Section One is about making wine. It contains the basics and demonstrates them with a recipe and step-by-step instruction for bilberry and raisin wine. It concludes with three methods for extracting flavor and color from base ingredients. These methods are referenced throughout the book.
Section Two is the alphabetical listing of home winemaking recipes, equipment, ingredients, and other items and techniques. As advertised, it starts with A (Acetaldehyde) but fails to make it all the way to Z (it ends with Y -- Yeast). In between are some real gems (Aubergine, Burdock, Charlock, Folly, Gloegg, and so on).
Section Three is about imitating commercial wines, exotic or unusual wines, and ancient recipes.

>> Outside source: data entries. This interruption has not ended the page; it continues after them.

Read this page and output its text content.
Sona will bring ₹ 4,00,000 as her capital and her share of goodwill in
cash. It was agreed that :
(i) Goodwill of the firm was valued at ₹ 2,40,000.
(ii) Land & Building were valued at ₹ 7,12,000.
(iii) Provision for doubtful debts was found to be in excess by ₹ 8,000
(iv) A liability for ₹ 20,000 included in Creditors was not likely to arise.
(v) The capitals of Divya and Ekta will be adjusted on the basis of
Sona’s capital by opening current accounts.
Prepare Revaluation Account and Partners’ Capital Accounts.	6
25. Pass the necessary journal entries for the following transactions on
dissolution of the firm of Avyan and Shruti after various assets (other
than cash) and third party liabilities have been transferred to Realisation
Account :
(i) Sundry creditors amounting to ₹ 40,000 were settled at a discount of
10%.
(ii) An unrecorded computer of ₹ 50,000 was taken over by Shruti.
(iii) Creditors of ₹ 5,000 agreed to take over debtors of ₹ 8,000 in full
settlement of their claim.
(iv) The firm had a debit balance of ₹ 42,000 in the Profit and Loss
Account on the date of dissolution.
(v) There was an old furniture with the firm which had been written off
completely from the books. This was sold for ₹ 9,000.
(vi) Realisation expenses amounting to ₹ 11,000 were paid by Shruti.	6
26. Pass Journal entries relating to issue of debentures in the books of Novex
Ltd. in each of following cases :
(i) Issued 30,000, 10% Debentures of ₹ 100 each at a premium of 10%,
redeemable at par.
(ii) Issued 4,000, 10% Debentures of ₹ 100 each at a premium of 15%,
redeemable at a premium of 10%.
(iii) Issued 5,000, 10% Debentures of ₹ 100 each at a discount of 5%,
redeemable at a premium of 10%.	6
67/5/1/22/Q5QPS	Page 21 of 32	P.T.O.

He tells you how to make a passable imitaion of Beaujolais using elderberries and raisins, a Claret using similar ingredients in differing proportions, a Hock using gooseberries, sultanas, grape concentrate and rose petals, and so on. He has recipes for Artichoke, Lychee, Morat, and Paw-Paw wines. And he includes recipes from 1768, 1814 and 1820 references.
What this book lacks in size it makes up for in unexpected diversity. It contains more than a few gemstones and belongs in every serious winemaker's library. It's out-of-print status does not make it a rarity. I found it the first time I looked for it.